Tiffany Chambers said she has been waiting a year for homicide charges to be read aloud in court, and she was disappointed that Warren was smiling and not taking the proceedings seriously. She said she expected the delay because of his competency issues.

"I'd like to have him spend the rest of his life in prison where he belongs," the sister said, crying. "Not in a hospital."

Stevan Chambers, 26, was found dead in a roadway near 2880 South and 9100 West in Magna on Aug. 17, 2015. He had been shot four times.

Brown, 26, who had been shot three times, was discovered two days later in a park about a half-mile from where Chambers' body was found.

Shell casings from a .380-caliber gun was found near both bodies, according to charging documents, and ballistics testing later found that the casings were all fired by the same gun.

Witnesses told police that the day before Chambers was found dead, he had been held in a garage and was "confronted by several people" about an allegation that he had given a woman intravenous drugs "in order to take sexual advantage of her," according to a search warrant affidavit.

After the confrontation, Chambers left with that woman and Warren, according to charging documents, and was later seen in front of the Magna Library, still arguing with the woman.

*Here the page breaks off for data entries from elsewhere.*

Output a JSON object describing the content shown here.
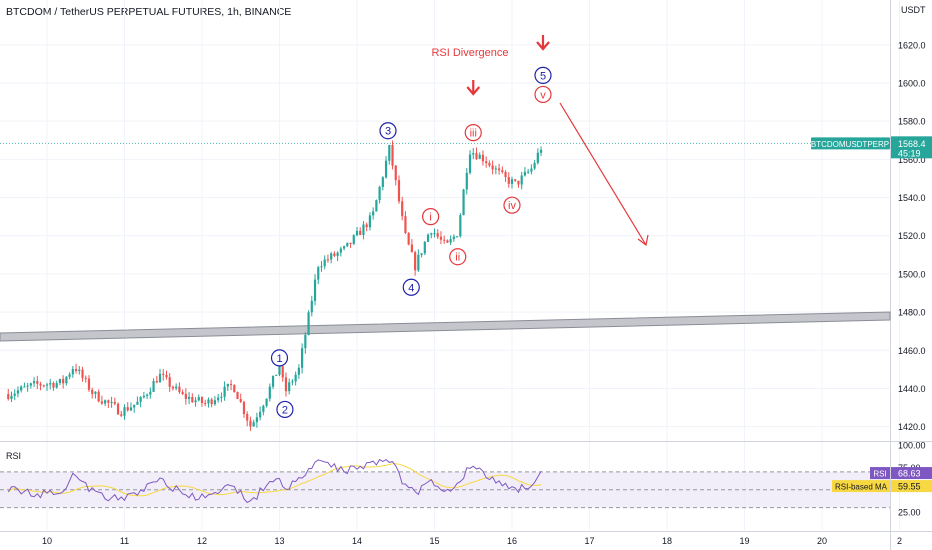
{
  "header": {
    "title": "BTCDOM / TetherUS PERPETUAL FUTURES, 1h, BINANCE"
  },
  "colors": {
    "up": "#26a69a",
    "down": "#ef5350",
    "wave_blue": "#1e22aa",
    "wave_red": "#e5383b",
    "rsi_line": "#7e57c2",
    "rsi_ma": "#f7d842",
    "rsi_band": "#ede7f6",
    "tag_bg": "#26a69a",
    "trendline": "#b2b5be"
  },
  "chart_data": {
    "type": "candlestick",
    "price_axis": {
      "unit": "USDT",
      "ticks": [
        "1620.0",
        "1600.0",
        "1580.0",
        "1560.0",
        "1540.0",
        "1520.0",
        "1500.0",
        "1480.0",
        "1460.0",
        "1440.0",
        "1420.0"
      ],
      "ylim": [
        1413,
        1633
      ]
    },
    "time_axis": {
      "ticks": [
        "10",
        "11",
        "12",
        "13",
        "14",
        "15",
        "16",
        "17",
        "18",
        "19",
        "20",
        "2"
      ]
    },
    "last_price": {
      "symbol": "BTCDOMUSDTPERP",
      "value": "1568.4",
      "countdown": "45:19"
    },
    "annotation": "RSI Divergence",
    "waves_major": [
      "1",
      "2",
      "3",
      "4",
      "5"
    ],
    "waves_minor": [
      "i",
      "ii",
      "iii",
      "iv",
      "v"
    ],
    "anchors": [
      {
        "day": 9.5,
        "price": 1437
      },
      {
        "day": 9.85,
        "price": 1442
      },
      {
        "day": 10.2,
        "price": 1443
      },
      {
        "day": 10.35,
        "price": 1452
      },
      {
        "day": 10.6,
        "price": 1437
      },
      {
        "day": 10.95,
        "price": 1428
      },
      {
        "day": 11.2,
        "price": 1433
      },
      {
        "day": 11.45,
        "price": 1447
      },
      {
        "day": 11.75,
        "price": 1436
      },
      {
        "day": 12.05,
        "price": 1432
      },
      {
        "day": 12.4,
        "price": 1442
      },
      {
        "day": 12.63,
        "price": 1420
      },
      {
        "day": 12.82,
        "price": 1435
      },
      {
        "day": 13.0,
        "price": 1452
      },
      {
        "day": 13.07,
        "price": 1438
      },
      {
        "day": 13.25,
        "price": 1450
      },
      {
        "day": 13.5,
        "price": 1505
      },
      {
        "day": 13.85,
        "price": 1513
      },
      {
        "day": 14.2,
        "price": 1530
      },
      {
        "day": 14.42,
        "price": 1566
      },
      {
        "day": 14.62,
        "price": 1520
      },
      {
        "day": 14.75,
        "price": 1504
      },
      {
        "day": 14.95,
        "price": 1524
      },
      {
        "day": 15.15,
        "price": 1514
      },
      {
        "day": 15.3,
        "price": 1522
      },
      {
        "day": 15.45,
        "price": 1565
      },
      {
        "day": 15.65,
        "price": 1560
      },
      {
        "day": 15.9,
        "price": 1550
      },
      {
        "day": 16.05,
        "price": 1547
      },
      {
        "day": 16.25,
        "price": 1555
      },
      {
        "day": 16.4,
        "price": 1568.4
      }
    ],
    "rsi": {
      "label": "RSI",
      "ma_label": "RSI-based MA",
      "value": "68.63",
      "ma_value": "59.55",
      "ticks": [
        "100.00",
        "75.00",
        "25.00"
      ],
      "levels": [
        70,
        50,
        30
      ],
      "ylim": [
        5,
        100
      ],
      "anchors": [
        {
          "day": 9.5,
          "rsi": 52
        },
        {
          "day": 9.85,
          "rsi": 44
        },
        {
          "day": 10.2,
          "rsi": 50
        },
        {
          "day": 10.35,
          "rsi": 68
        },
        {
          "day": 10.6,
          "rsi": 47
        },
        {
          "day": 10.95,
          "rsi": 38
        },
        {
          "day": 11.2,
          "rsi": 48
        },
        {
          "day": 11.45,
          "rsi": 63
        },
        {
          "day": 11.75,
          "rsi": 45
        },
        {
          "day": 12.05,
          "rsi": 40
        },
        {
          "day": 12.4,
          "rsi": 55
        },
        {
          "day": 12.63,
          "rsi": 35
        },
        {
          "day": 12.82,
          "rsi": 55
        },
        {
          "day": 13.0,
          "rsi": 65
        },
        {
          "day": 13.07,
          "rsi": 50
        },
        {
          "day": 13.25,
          "rsi": 60
        },
        {
          "day": 13.5,
          "rsi": 82
        },
        {
          "day": 13.85,
          "rsi": 72
        },
        {
          "day": 14.2,
          "rsi": 80
        },
        {
          "day": 14.42,
          "rsi": 85
        },
        {
          "day": 14.62,
          "rsi": 55
        },
        {
          "day": 14.75,
          "rsi": 46
        },
        {
          "day": 14.95,
          "rsi": 60
        },
        {
          "day": 15.15,
          "rsi": 50
        },
        {
          "day": 15.3,
          "rsi": 55
        },
        {
          "day": 15.45,
          "rsi": 78
        },
        {
          "day": 15.65,
          "rsi": 66
        },
        {
          "day": 15.9,
          "rsi": 56
        },
        {
          "day": 16.05,
          "rsi": 50
        },
        {
          "day": 16.25,
          "rsi": 57
        },
        {
          "day": 16.4,
          "rsi": 68.63
        }
      ]
    }
  }
}
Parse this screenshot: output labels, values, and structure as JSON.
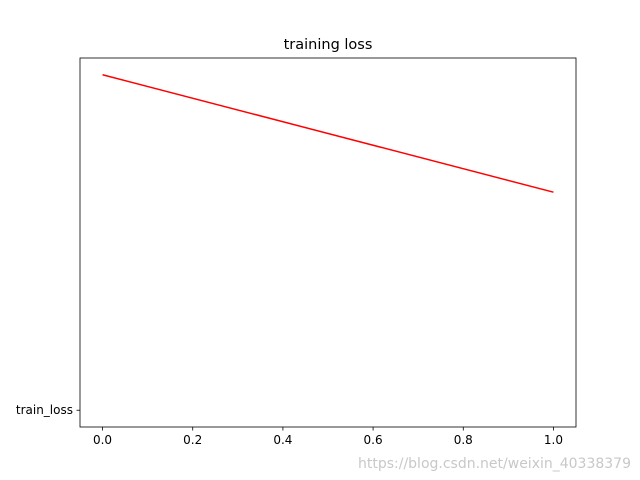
{
  "chart_data": {
    "type": "line",
    "title": "training loss",
    "x": [
      0,
      1
    ],
    "series": [
      {
        "name": "train_loss",
        "color": "#ff0000",
        "values": [
          1,
          0.65
        ]
      }
    ],
    "xlim": [
      -0.05,
      1.05
    ],
    "xticks": [
      {
        "value": 0,
        "label": "0.0"
      },
      0.2,
      0.4,
      0.6,
      0.8,
      {
        "value": 1,
        "label": "1.0"
      }
    ],
    "ylim": [
      -0.05,
      1.05
    ],
    "yticks": [
      {
        "value": 0,
        "label": "train_loss"
      }
    ],
    "grid": false
  },
  "watermark": "https://blog.csdn.net/weixin_40338379"
}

She later reported to police that she told Warren "he should stand up for her."

After Brown's body was found at Magna Park on Aug. 19, 2015, police found two bags containing Brown's paycheck stub and a partially consumed Gatorade bottle. Both Warren and Brown's DNA were found on that bottle, according to charging documents.

In addition to allegedly killing Brown and Chambers, Warren is also accused of firing a gun outside a Magna bar days before the two homicides.

Warren was found incompetent to stand trial in four cases unrelated to the homicides, which include charges of car theft, criminal mischief, assault by a prisoner and possession of drug paraphernalia. Mental health examiners at that time found Warren suffered from bipolar disorder with psychotic features, according to court documents.

A document filed with the court on Oct. 13 states that Warren claims there are no criminal charges against him and that "the judge is against him and that everyone on his legal team [are] terrorists."

Warren also "periodically ramble[s] on about bizarre ideas" and has "expressed delusional thoughts" to mental health examiners, the documents states.

But the document also states that mental health examiners believe there is a possibility that Warren is feigning mental illness, a possibility that needs to be ruled out.